Hester – Margaret Oliphant

Hester - Margaret Oliphant

Hester – Margaret Oliphant

We’re reading this for my Victorian book group – I did finally make it to the end, but not in time for the meeting! It is not as long as some of the novels we have read (Bleak HouseLittle Dorrit), but I still struggled to get to the end. Not because it was difficult to read, it was easy to read, but it needed editing (a lot of editing!).

Here is the blurb …

 Hester tells the story of the aging but powerful Catherine Vernon, and her conflict with the young and determined Hester, whose growing attachment to Edward, Catherine’s favorite, spells disaster for all concerned. Catherine Vernon, jilted in her youth, has risen to power in a man’s world as head of the family bank. She thinks she sees through everyone and rules over a family of dependents with knowing cynicism. But there are two people in Redborough who resist her. One is Hester, a young relation with a personality as strong as Catherine’s, and as determined to find a role for herself. The other is Edward, who Catherine treats like a son. Conflict between the young and the old is inevitable, and in its depiction of the complex relationships that develop between the three principal characters, Hester is a masterpiece of psychological realism. In exploring the difficulty of understanding human nature, it is also a compulsive story of financial and sexual risk-taking that inevitably results in a searing climax.

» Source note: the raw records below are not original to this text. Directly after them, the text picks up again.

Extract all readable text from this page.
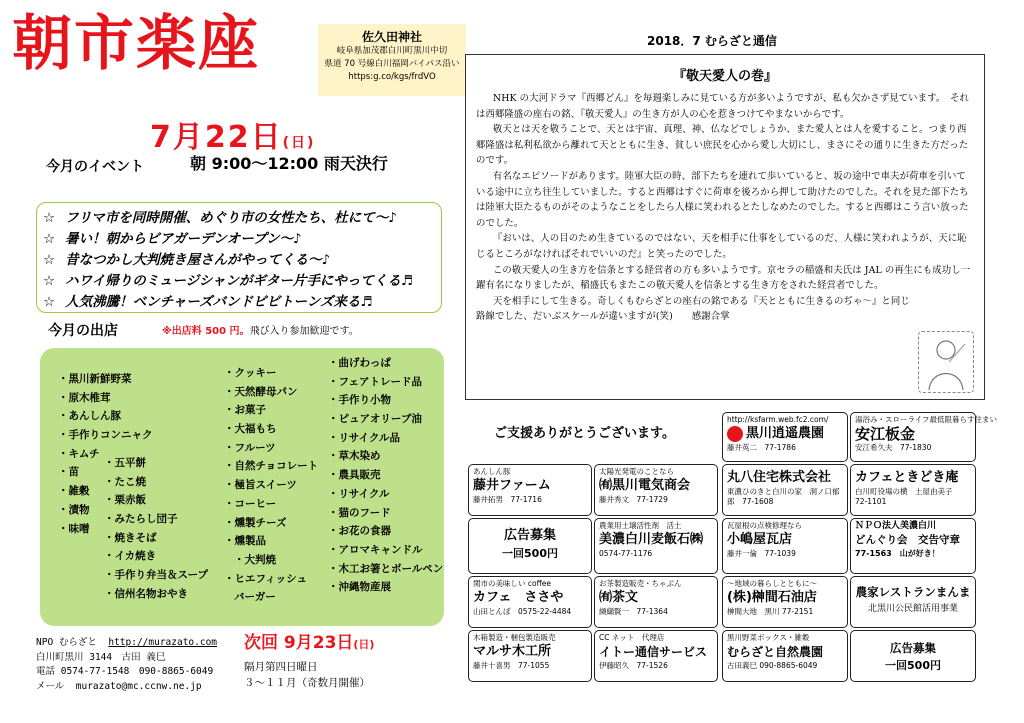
朝市楽座	佐久田神社
岐阜県加茂郡白川町黒川中切
県道 70 号線白川福岡バイパス沿い
https:g.co/kgs/frdVO
7月22日(日)
今月のイベント	朝 9:00～12:00 雨天決行
☆ フリマ市を同時開催、めぐり市の女性たち、杜にて～♪
☆ 暑い！朝からビアガーデンオープン～♪
☆ 昔なつかし大判焼き屋さんがやってくる～♪
☆ ハワイ帰りのミュージシャンがギター片手にやってくる♬
☆ 人気沸騰！ベンチャーズバンドビビトーンズ来る♬
今月の出店	※出店料 500 円。飛び入り参加歓迎です。
・黒川新鮮野菜
・原木椎茸
・あんしん豚
・手作りコンニャク
・キムチ
・苗
・雑穀
・漬物
・味噌
・五平餅
・たこ焼
・栗赤飯
・みたらし団子
・焼きそば
・イカ焼き
・手作り弁当＆スープ
・信州名物おやき
・クッキー
・天然酵母パン
・お菓子
・大福もち
・フルーツ
・自然チョコレート
・極旨スイーツ
・コーヒー
・燻製チーズ
・燻製品
・大判焼
・ヒエフィッシュ
バーガー
・曲げわっぱ
・フェアトレード品
・手作り小物
・ピュアオリーブ油
・リサイクル品
・草木染め
・農具販売
・リサイクル
・猫のフード
・お花の食器
・アロマキャンドル
・木工お箸とボールペン
・沖縄物産展
NPO むらざと http://murazato.com
白川町黒川 3144　古田 義巳
電話 0574-77-1548　090-8865-6049
メール murazato@mc.ccnw.ne.jp
次回 9月23日(日)
隔月第四日曜日
３～１１月（奇数月開催）
2018．7 むらざと通信
『敬天愛人の巻』

NHK の大河ドラマ『西郷どん』を毎週楽しみに見ている方が多いようですが、私も欠かさず見ています。　それは西郷隆盛の座右の銘、『敬天愛人』の生き方が人の心を惹きつけてやまないからです。

敬天とは天を敬うことで、天とは宇宙、真理、神、仏などでしょうか、また愛人とは人を愛すること。つまり西郷隆盛は私利私欲から離れて天とともに生き、貧しい庶民を心から愛し大切にし、まさにその通りに生きた方だったのです。

有名なエピソードがあります。陸軍大臣の時、部下たちを連れて歩いていると、坂の途中で車夫が荷車を引いている途中に立ち往生していました。すると西郷はすぐに荷車を後ろから押して助けたのでした。それを見た部下たちは陸軍大臣たるものがそのようなことをしたら人様に笑われるとたしなめたのでした。すると西郷はこう言い放ったのでした。

『おいは、人の目のため生きているのではない、天を相手に仕事をしているのだ、人様に笑われようが、天に恥じるところがなければそれでいいのだ』と笑ったのでした。

この敬天愛人の生き方を信条とする経営者の方も多いようです。京セラの稲盛和夫氏は JAL の再生にも成功し一躍有名になりましたが、稲盛氏もまたこの敬天愛人を信条とする生き方をされた経営者でした。

天を相手にして生きる。奇しくもむらざとの座右の銘である『天とともに生きるのぢゃ～』と同じ路線でした、だいぶスケールが違いますが(笑)　　感謝合掌

ご支援ありがとうございます。
http://ksfarm.web.fc2.com/
黒川逍遥農園
藤井英二　77-1786
湯浴み・スローライフ最低限暮らす住まい
安江板金
安江希久夫　77-1830
あんしん豚
藤井ファーム
藤井拓男　77-1716
太陽光発電のことなら
㈲黒川電気商会
藤井秀文　77-1729
丸八住宅株式会社
東濃ひのきと白川の家　洞ノ口郁郎　77-1608
カフェときどき庵
白川町役場の横　土屋由美子　72-1101
広告募集
一回500円
農業用土壌活性剤　活土
美濃白川麦飯石㈱
0574-77-1176
瓦屋根の点検修理なら
小嶋屋瓦店
藤井一倫　77-1039
ＮＰＯ法人美濃白川
どんぐり会　交告守章
77-1563　山が好き！
関市の美味しい coffee
カフェ　ささや
山田とんぼ　0575-22-4484
お茶製造販売・ちゃぶん
㈲茶文
纐纈賢一　77-1364
～地域の暮らしとともに～
(株)榊間石油店
榊間大地　黒川 77-2151
農家レストランまんま
北黒川公民館活用事業
木箱製造・梱包製造販売
マルサ木工所
藤井十喜男　77-1055
CC ネット　代理店
イトー通信サービス
伊藤昭久　77-1526
黒川野菜ボックス・雑穀
むらざと自然農園
古田義巳 090-8865-6049
広告募集
一回500円
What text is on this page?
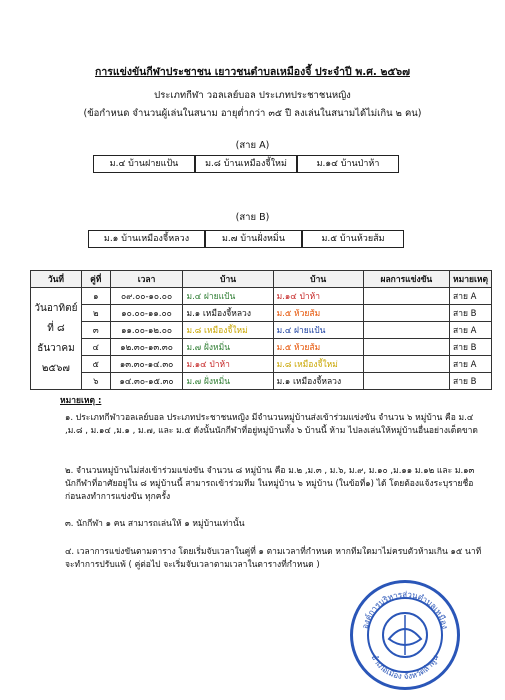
การแข่งขันกีฬาประชาชน เยาวชนตำบลเหมืองจี้ ประจำปี พ.ศ. ๒๕๖๗
ประเภทกีฬา วอลเลย์บอล ประเภทประชาชนหญิง
(ข้อกำหนด จำนวนผู้เล่นในสนาม อายุต่ำกว่า ๓๕ ปี ลงเล่นในสนามได้ไม่เกิน ๒ คน)
(สาย A)
ม.๔ บ้านฝายแป้น	ม.๘ บ้านเหมืองจี้ใหม่	ม.๑๔ บ้านป่าห้า
(สาย B)
ม.๑ บ้านเหมืองจี้หลวง	ม.๗ บ้านฝั่งหมิ่น	ม.๕ บ้านห้วยส้ม
วันที่	คู่ที่	เวลา	บ้าน	บ้าน	ผลการแข่งขัน	หมายเหตุ

วันอาทิตย์
ที่ ๘
ธันวาคม
๒๕๖๗	๑	๐๙.๐๐-๑๐.๐๐	ม.๔ ฝายแป้น	ม.๑๔ ป่าห้า		สาย A
	๒	๑๐.๐๐-๑๑.๐๐	ม.๑ เหมืองจี้หลวง	ม.๕ ห้วยส้ม		สาย B
	๓	๑๑.๐๐-๑๒.๐๐	ม.๘ เหมืองจี้ใหม่	ม.๔ ฝายแป้น		สาย A
	๔	๑๒.๓๐-๑๓.๓๐	ม.๗ ฝั่งหมิ่น	ม.๕ ห้วยส้ม		สาย B
	๕	๑๓.๓๐-๑๔.๓๐	ม.๑๔ ป่าห้า	ม.๘ เหมืองจี้ใหม่		สาย A
	๖	๑๔.๓๐-๑๕.๓๐	ม.๗ ฝั่งหมิ่น	ม.๑ เหมืองจี้หลวง		สาย B
หมายเหตุ :
๑. ประเภทกีฬาวอลเลย์บอล ประเภทประชาชนหญิง มีจำนวนหมู่บ้านส่งเข้าร่วมแข่งขัน จำนวน ๖ หมู่บ้าน คือ ม.๔ ,ม.๘ , ม.๑๔ ,ม.๑ , ม.๗, และ ม.๕ ดังนั้นนักกีฬาที่อยู่หมู่บ้านทั้ง ๖ บ้านนี้ ห้าม ไปลงเล่นให้หมู่บ้านอื่นอย่างเด็ดขาด
๒. จำนวนหมู่บ้านไม่ส่งเข้าร่วมแข่งขัน จำนวน ๘ หมู่บ้าน คือ ม.๒ ,ม.๓ , ม.๖, ม.๙, ม.๑๐ ,ม.๑๑ ม.๑๒ และ ม.๑๓ นักกีฬาที่อาศัยอยู่ใน ๘ หมู่บ้านนี้ สามารถเข้าร่วมทีม ในหมู่บ้าน ๖ หมู่บ้าน (ในข้อที่๑) ได้ โดยต้องแจ้งระบุรายชื่อก่อนลงทำการแข่งขัน ทุกครั้ง
๓. นักกีฬา ๑ คน สามารถเล่นให้ ๑ หมู่บ้านเท่านั้น
๔. เวลาการแข่งขันตามตาราง โดยเริ่มจับเวลาในคู่ที่ ๑ ตามเวลาที่กำหนด หากทีมใดมาไม่ครบตัวห้ามเกิน ๑๕ นาที จะทำการปรับแพ้ ( คู่ต่อไป จะเริ่มจับเวลาตามเวลาในตารางที่กำหนด )
องค์การบริหารส่วนตำบลเหมือง
อำเภอเมือง จังหวัดลำพูน
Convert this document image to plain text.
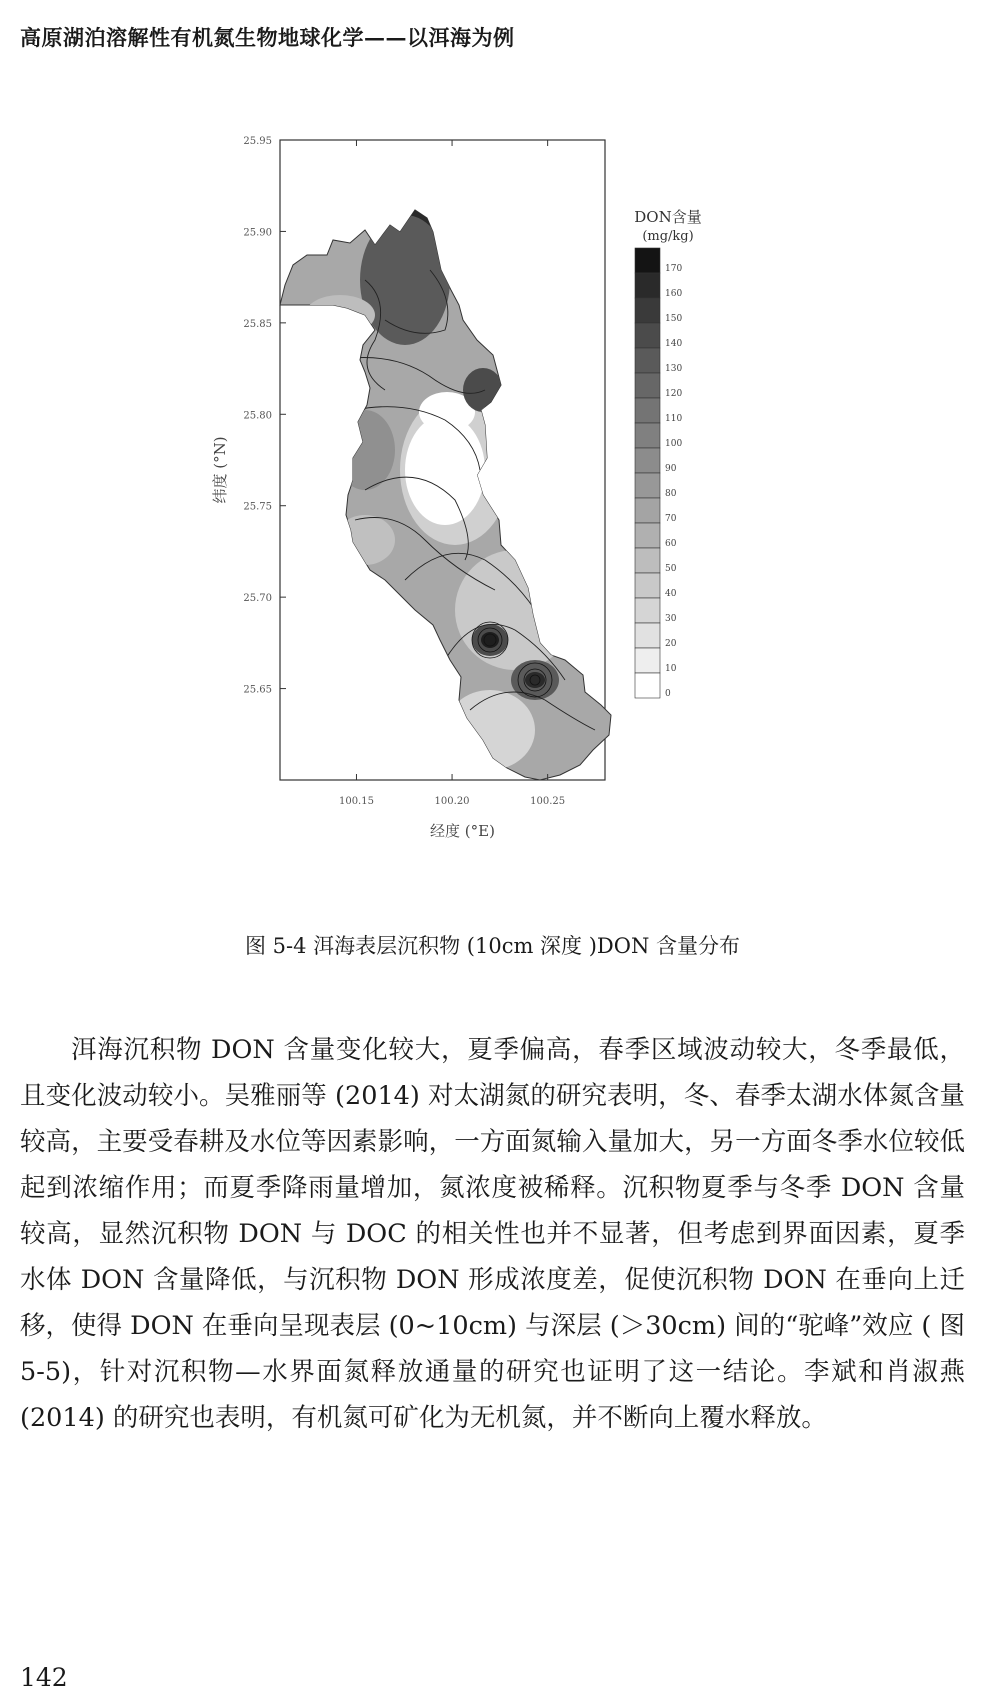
高原湖泊溶解性有机氮生物地球化学——以洱海为例
25.95
25.90
25.85
25.80
25.75
25.70
25.65
100.15	100.20	100.25
经度 (°E)
纬度 (°N)
DON含量
(mg/kg)
170
160
150
140
130
120
110
100
90
80
70
60
50
40
30
20
10
0
图 5-4 洱海表层沉积物 (10cm 深度 )DON 含量分布

洱海沉积物 DON 含量变化较大，夏季偏高，春季区域波动较大，冬季最低，且变化波动较小。吴雅丽等 (2014) 对太湖氮的研究表明，冬、春季太湖水体氮含量较高，主要受春耕及水位等因素影响，一方面氮输入量加大，另一方面冬季水位较低起到浓缩作用；而夏季降雨量增加，氮浓度被稀释。沉积物夏季与冬季 DON 含量较高，显然沉积物 DON 与 DOC 的相关性也并不显著，但考虑到界面因素，夏季水体 DON 含量降低，与沉积物 DON 形成浓度差，促使沉积物 DON 在垂向上迁移，使得 DON 在垂向呈现表层 (0~10cm) 与深层 (＞30cm) 间的“驼峰”效应 ( 图 5-5)，针对沉积物—水界面氮释放通量的研究也证明了这一结论。李斌和肖淑燕 (2014) 的研究也表明，有机氮可矿化为无机氮，并不断向上覆水释放。

142
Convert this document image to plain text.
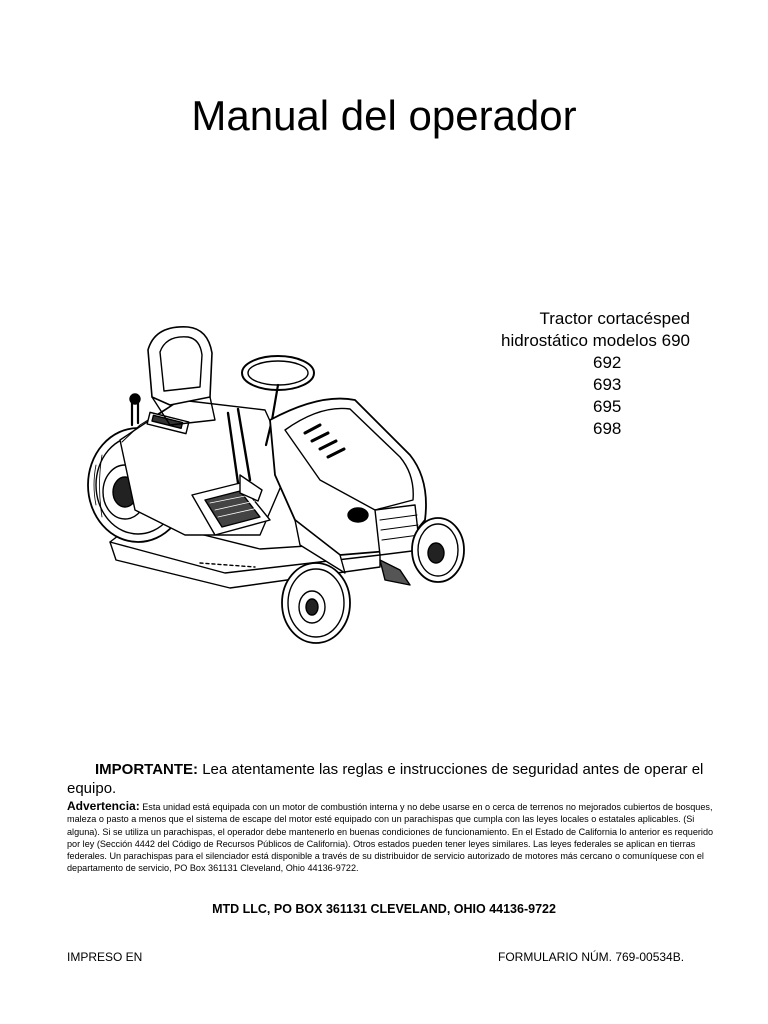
Manual del operador
Tractor cortacésped
hidrostático modelos 690
692
693
695
698
IMPORTANTE: Lea atentamente las reglas e instrucciones de seguridad antes de operar el equipo.
Advertencia: Esta unidad está equipada con un motor de combustión interna y no debe usarse en o cerca de terrenos no mejorados cubiertos de bosques, maleza o pasto a menos que el sistema de escape del motor esté equipado con un parachispas que cumpla con las leyes locales o estatales aplicables. (Si alguna). Si se utiliza un parachispas, el operador debe mantenerlo en buenas condiciones de funcionamiento. En el Estado de California lo anterior es requerido por ley (Sección 4442 del Código de Recursos Públicos de California). Otros estados pueden tener leyes similares. Las leyes federales se aplican en tierras federales. Un parachispas para el silenciador está disponible a través de su distribuidor de servicio autorizado de motores más cercano o comuníquese con el departamento de servicio, PO Box 361131 Cleveland, Ohio 44136-9722.
MTD LLC, PO BOX 361131 CLEVELAND, OHIO 44136-9722
IMPRESO EN	FORMULARIO NÚM. 769-00534B.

When I try to write what this novel is about I am overwhelmed with possibilities – the role of women, the mother/child relationship, financial speculation, dependence and independence and there is a large cast of characters to highlight all types. Hester and Catherine both strong-willed women who want to take charge of their own destinies – Catherine because she is wealthy achieves this, but even she thinks it would be better for Hester to marry than work, Edward – who at first seems so steady and then risks everything (well other people’s everything) in risky financial speculation, Emma who wants ‘her chance’ (that is the chance to find a husband), Ellen flighty and extravagant, Mrs John (Hester’s mother) who is gentle, loving, but dim-witted, Roland Ashton charismatic and the catalyst for Edward’s speculation, and finally the malicious tenants of the Vernonry.

Nothing about this novel feels forced or contrived. I was never jolted out of the story and reminded that I was reading a novel. It would make a great BBC adaptation.

I think most modern readers would struggle to finish this novel. There is a lot of internal dialogue – there is a whole chapter where Hester wonders if Edward loves her and if she loves him and no one is any the wiser at the end! A good prune and this novel would be exciting as well as insightful. However, fans of George Eliot and Dickens should really give this one a go after all it’s only five hundred pages rather than a thousand!